One more thing you can do before the appointment is to masturbate. You can also touch yourself during it, just don't jostle things about - this is going to open up the vagina, create more lubrication and relax you.

 The Table (1:33)


[Dr Blake] You ready?

[Dr Doe] Ready.

[Dr Blake] Right, so feet there,

[Dr Doe] Stirrups in.

[Dr Blake] Which, by the way, I don't like to call them stirrups, because you're not a horse.

[Dr Doe] Oh. What do you like to call them?

[Dr Blake] I call them foot-holders.

[Dr Doe] Okay, so you don't call them stirrups, you call them foot-holders, because I'm not a horse.

[Dr Blake] I do. Yes, lots of people call them stirrups. I will occasionally probably slip up and say that, but I try not to.

[Dr Doe] That's so nice of you!

[Dr Blake] Go ahead and lay down.

[Dr Doe] Scoot all the way down.

[Dr Blake] Scoot all the way down until it feels like you're falling off the table.

[Dr Doe] Success! Okay.

[Dr Blake] I'm gonna raise you up a little bit, so I don't want you to get off the table quickly, 'cause you will be higher than you think you are.

[Dr Doe] Okay. Haha hoohoohoo!

 The Exam (2:15)


[Dr Blake] All right, so I've got the speculum here, a little light that goes inside of it.

[Dr Doe] Sweet.

[Dr Blake] Then I'll put a little bit of water-based lubricant on it. This does not mess up Pap results, some people may say otherwise, but it's okay.

[Dr Doe] Okay.

[Dr Blake] Just to make things more comfortable for ya, so go ahead and lay on down, and slide your knees out to the side and you'll feel me touch.

[Dr Doe] His hand is going down my thigh, and now it's on...

[Dr Blake] Right, so I'm gonna look at the outside here, and you'll just feel some pressure and some cold - this is the speculum.

[Dr Doe] Ahh...

[Dr Blake] Doing okay?

[Dr Doe] Yeah. It's like somebody is flicking me, my vagina, and it's a little tiny bit cold and there's like a tiny little pinch, like somebody is pulling on a leg hair or something like that.

[Dr Blake] So I can see your cervix, it looks healthy and normal. So this is our Pap brush, and we basically use it to scrape a few cells off your cervix, to see if there are any abnormalities.

[Dr Doe] Okay.

[Dr Blake] Sometimes it feels a little crampy.

[Dr Doe] Okay.

[Dr Blake] Ready?

[Dr Doe] Crampy...

[Dr Blake] Is it feeling crampy?

[Dr Doe] Yeah.

[Dr Blake] Doing okay?

[Dr Doe] Uh-huh. So that feels like... a menstrual cramp.

[Dr Blake] Yeah. But not super painful.

[Dr Doe] No. Very localized.

[Dr Blake] And that's it.

[Dr Doe] Okay.

[Dr Blake] So then what I do is I stick it over here, knock all the cells off, and then we send that to the lab.

[Dr Doe] Okay.

[Dr Blake] And that's it. So then...

[Dr Doe] The exam is over!

[Dr Blake] The exam is over. And this comes out... Sometimes a little crampy, and you can go ahead and push yourself up. Don't get off the table.

[Dr Doe] That was so fast.

 Final Discussion (4:19)


[Dr Blake] And we can talk about this more in a little bit, but again, the other thing that potentially could happen is the bimanual exam, which is two fingers in the vagina, pushing on the abdomen. I don't routinely do that.

[Dr Doe] Because?

[Dr Blake] Because it depends on who you talk to, but the American Academy of Family Physicians, and I'm a family physician, says that there's not really any benefit for just a routine screening - it's not very sensitive, in terms of finding abnormalities, and it's uncomfortable and invasive. So, why do it if it's not gonna help us?

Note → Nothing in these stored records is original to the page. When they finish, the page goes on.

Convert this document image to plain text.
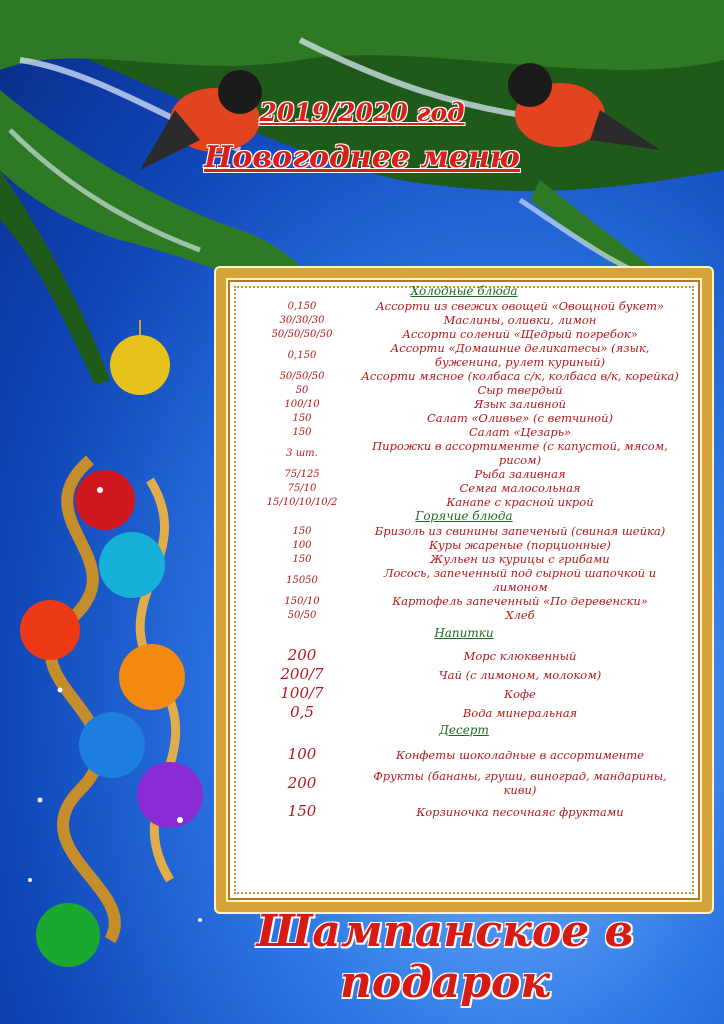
2019/2020 год
Новогоднее меню
Холодные блюда
0,150	Ассорти из свежих овощей «Овощной букет»
30/30/30	Маслины, оливки, лимон
50/50/50/50	Ассорти солений «Щедрый погребок»
0,150	Ассорти «Домашние деликатесы» (язык, буженина, рулет куриный)
50/50/50	Ассорти мясное (колбаса с/к, колбаса в/к, корейка)
50	Сыр твердый
100/10	Язык заливной
150	Салат «Оливье» (с ветчиной)
150	Салат «Цезарь»
3 шт.	Пирожки в ассортименте (с капустой, мясом, рисом)
75/125	Рыба заливная
75/10	Семга малосольная
15/10/10/10/2	Канапе с красной икрой
Горячие блюда
150	Бризоль из свинины запеченый (свиная шейка)
100	Куры жареные (порционные)
150	Жульен из курицы с грибами
15050	Лосось, запеченный под сырной шапочкой и лимоном
150/10	Картофель запеченный «По деревенски»
50/50	Хлеб
Напитки
200	Морс клюквенный
200/7	Чай (с лимоном, молоком)
100/7	Кофе
0,5	Вода минеральная
Десерт
100	Конфеты шоколадные в ассортименте
200	Фрукты (бананы, груши, виноград, мандарины, киви)
150	Корзиночка песочнаяс фруктами
Шампанское в подарок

Now, if you're having symptoms of, you know, abnormal menstrual cycles, pain, then it may be worthwhile to do, 'cause then you're actually looking - is there something wrong with the uterus? Is there a cyst on the ovary? But just as part of the routine screening, it's not something I usually do.

The other thing I would tell you is, when we scrape your cervix, sometimes there is a tiny bit of bleeding, so you may have a little bit of spotting, but it should be very small.

[Dr Doe] 'kay.

[Dr Blake] I will step out and let you get dressed.

[Dr Doe] Awesome.

The next episode, I ask Dr Blake a lot of your questions, so stay curious.

 Extra (5:24)


[Dr Blake] You're very small, so I'm using the small speculum.

[Dr Doe] What if my vagina is big, though?

[Dr Blake] Then I'll... go get a different size. It's been known to happen.

[Dr Doe] (laughter) Okay, note: small person, potentially small vagina.